Una considerazione importante riguarda la presenza – seppure molto contenuta – di pesticidi anche nel cibo bio. I cibi non biologici, inoltre, normalmente trattati con pesticidi, non ne contengono un livello considerato dannoso per la salute. E lo scarto rispetto all’equivalente bio sarebbe piuttosto trascurabile: si parla di percentuali del 30% in meno rispetto all’alimento non biologico.

Eppure, il cibo bio continua ad attrarre il consumatore: tra il 1997 ed il 2011 il giro di affari del settore per gli Stati Uniti d’America è passato da 3.6 a 24.4 miliardi di dollari.
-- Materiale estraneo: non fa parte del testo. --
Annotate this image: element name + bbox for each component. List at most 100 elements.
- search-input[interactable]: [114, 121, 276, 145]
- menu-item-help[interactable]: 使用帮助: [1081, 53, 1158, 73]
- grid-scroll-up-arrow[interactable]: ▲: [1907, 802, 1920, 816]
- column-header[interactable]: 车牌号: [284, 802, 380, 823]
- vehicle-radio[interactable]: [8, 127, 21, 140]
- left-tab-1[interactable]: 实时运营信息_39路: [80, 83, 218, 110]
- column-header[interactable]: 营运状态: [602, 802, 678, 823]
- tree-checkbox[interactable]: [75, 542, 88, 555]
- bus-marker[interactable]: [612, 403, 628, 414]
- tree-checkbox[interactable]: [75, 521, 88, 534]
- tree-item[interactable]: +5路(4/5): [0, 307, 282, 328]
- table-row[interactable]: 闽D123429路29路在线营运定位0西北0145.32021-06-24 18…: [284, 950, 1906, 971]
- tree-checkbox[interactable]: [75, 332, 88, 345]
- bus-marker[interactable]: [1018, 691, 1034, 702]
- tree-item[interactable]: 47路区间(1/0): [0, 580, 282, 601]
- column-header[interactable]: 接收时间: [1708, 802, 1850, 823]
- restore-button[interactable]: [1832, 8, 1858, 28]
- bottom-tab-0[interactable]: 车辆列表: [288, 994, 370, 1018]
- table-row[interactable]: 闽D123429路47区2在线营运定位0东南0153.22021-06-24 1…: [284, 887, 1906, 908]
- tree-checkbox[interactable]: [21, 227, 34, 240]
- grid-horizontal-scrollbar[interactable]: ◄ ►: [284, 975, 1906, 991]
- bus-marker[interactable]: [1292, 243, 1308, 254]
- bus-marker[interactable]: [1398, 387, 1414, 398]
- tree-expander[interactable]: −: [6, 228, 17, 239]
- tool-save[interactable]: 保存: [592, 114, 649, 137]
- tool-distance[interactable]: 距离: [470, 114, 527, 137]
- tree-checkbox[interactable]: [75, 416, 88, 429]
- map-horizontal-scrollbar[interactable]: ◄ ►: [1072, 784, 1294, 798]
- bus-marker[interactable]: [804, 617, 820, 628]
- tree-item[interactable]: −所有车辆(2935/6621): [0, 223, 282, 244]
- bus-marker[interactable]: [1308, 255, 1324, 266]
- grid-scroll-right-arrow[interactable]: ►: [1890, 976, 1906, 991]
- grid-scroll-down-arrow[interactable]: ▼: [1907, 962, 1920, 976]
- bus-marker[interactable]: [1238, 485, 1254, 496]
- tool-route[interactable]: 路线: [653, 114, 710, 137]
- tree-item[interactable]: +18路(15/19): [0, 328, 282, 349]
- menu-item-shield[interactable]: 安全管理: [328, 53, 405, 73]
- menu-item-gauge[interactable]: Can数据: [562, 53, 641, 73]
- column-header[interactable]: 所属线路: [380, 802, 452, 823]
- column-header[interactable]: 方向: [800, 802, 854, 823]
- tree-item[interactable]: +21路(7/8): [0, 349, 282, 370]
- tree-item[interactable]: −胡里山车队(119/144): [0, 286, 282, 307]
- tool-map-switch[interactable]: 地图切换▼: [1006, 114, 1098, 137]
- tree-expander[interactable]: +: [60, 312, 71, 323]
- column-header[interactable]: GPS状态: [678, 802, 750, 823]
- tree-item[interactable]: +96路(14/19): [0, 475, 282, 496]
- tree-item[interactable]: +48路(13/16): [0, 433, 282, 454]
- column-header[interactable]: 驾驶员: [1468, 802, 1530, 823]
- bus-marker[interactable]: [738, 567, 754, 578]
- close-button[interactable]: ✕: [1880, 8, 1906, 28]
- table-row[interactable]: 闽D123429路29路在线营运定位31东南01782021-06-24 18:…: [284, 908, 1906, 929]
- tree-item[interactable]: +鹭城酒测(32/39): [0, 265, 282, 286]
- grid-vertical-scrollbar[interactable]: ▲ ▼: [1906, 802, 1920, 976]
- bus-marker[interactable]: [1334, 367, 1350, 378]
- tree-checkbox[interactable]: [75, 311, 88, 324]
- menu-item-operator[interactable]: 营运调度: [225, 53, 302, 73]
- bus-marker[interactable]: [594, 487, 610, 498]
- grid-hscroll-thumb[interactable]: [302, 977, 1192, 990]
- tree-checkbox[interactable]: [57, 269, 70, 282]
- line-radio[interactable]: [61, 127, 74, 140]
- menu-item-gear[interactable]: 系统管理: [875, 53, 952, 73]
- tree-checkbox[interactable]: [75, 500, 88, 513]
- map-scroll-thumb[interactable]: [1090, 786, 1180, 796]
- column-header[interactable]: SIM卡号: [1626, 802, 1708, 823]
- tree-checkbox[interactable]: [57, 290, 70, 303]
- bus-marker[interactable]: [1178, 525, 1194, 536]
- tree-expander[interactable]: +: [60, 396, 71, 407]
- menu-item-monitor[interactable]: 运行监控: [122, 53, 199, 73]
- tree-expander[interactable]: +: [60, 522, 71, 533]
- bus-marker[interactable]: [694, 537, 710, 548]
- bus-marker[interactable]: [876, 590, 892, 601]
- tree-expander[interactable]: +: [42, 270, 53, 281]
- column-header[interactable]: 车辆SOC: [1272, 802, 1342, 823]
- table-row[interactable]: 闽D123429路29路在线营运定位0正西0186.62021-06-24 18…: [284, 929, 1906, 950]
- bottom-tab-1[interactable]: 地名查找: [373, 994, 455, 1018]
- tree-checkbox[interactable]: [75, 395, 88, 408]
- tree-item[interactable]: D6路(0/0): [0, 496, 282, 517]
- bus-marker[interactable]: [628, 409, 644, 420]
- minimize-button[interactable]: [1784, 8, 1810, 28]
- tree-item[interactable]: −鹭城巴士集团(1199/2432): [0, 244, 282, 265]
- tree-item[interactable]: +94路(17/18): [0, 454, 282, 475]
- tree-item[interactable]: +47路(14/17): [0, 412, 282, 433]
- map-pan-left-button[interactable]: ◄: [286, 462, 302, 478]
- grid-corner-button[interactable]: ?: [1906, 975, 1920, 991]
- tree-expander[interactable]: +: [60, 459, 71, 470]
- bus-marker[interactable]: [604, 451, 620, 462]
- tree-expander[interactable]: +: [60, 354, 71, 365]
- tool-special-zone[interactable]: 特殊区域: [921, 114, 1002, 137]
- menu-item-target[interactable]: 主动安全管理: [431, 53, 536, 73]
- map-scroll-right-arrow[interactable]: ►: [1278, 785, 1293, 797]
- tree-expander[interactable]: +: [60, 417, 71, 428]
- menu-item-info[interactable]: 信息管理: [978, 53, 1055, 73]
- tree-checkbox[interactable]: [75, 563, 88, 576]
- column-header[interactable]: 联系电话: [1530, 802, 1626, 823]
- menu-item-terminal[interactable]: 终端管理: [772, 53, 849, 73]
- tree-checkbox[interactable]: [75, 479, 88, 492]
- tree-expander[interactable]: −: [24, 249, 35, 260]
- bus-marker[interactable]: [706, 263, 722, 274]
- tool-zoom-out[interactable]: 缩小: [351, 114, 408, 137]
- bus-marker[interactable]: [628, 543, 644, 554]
Le ragioni che spingono il compratore ad acquistare cibo biologico sono indubbiamente molteplici e non tutte sono infondate: sebbene il biologico, dal punto di vista dei macronutrienti, non sia poi tanto diverso dal tradizionale, va ricordato invece che per quanto riguarda micronutrienti ed antiossidanti il bio vince. Difatti, l’alimento bio – per esempio una mela o un’arancia, viene raccolta al meglio della sua maturazione, cosa che non sempre accade per l’equivalente non biologico.

Gli esperti consigliano, dunque, di comprare frutta di stagione e possibilmente a km 0: soltanto in queste circostanze il cibo tradizionale è davvero buono e sano quanto quello bio. Con la filiera accorciata, infatti, diminuisce il bisogno di dover usare conservanti e quindi i micronutrienti non ne risentono.

Detto ciò restano comunque tante buone ragioni per scegliere il bio: l’impatto meno aggressivo sull’ambiente e, nel caso di prodotti di origine animale, il ridotto utilizzo di antibiotici.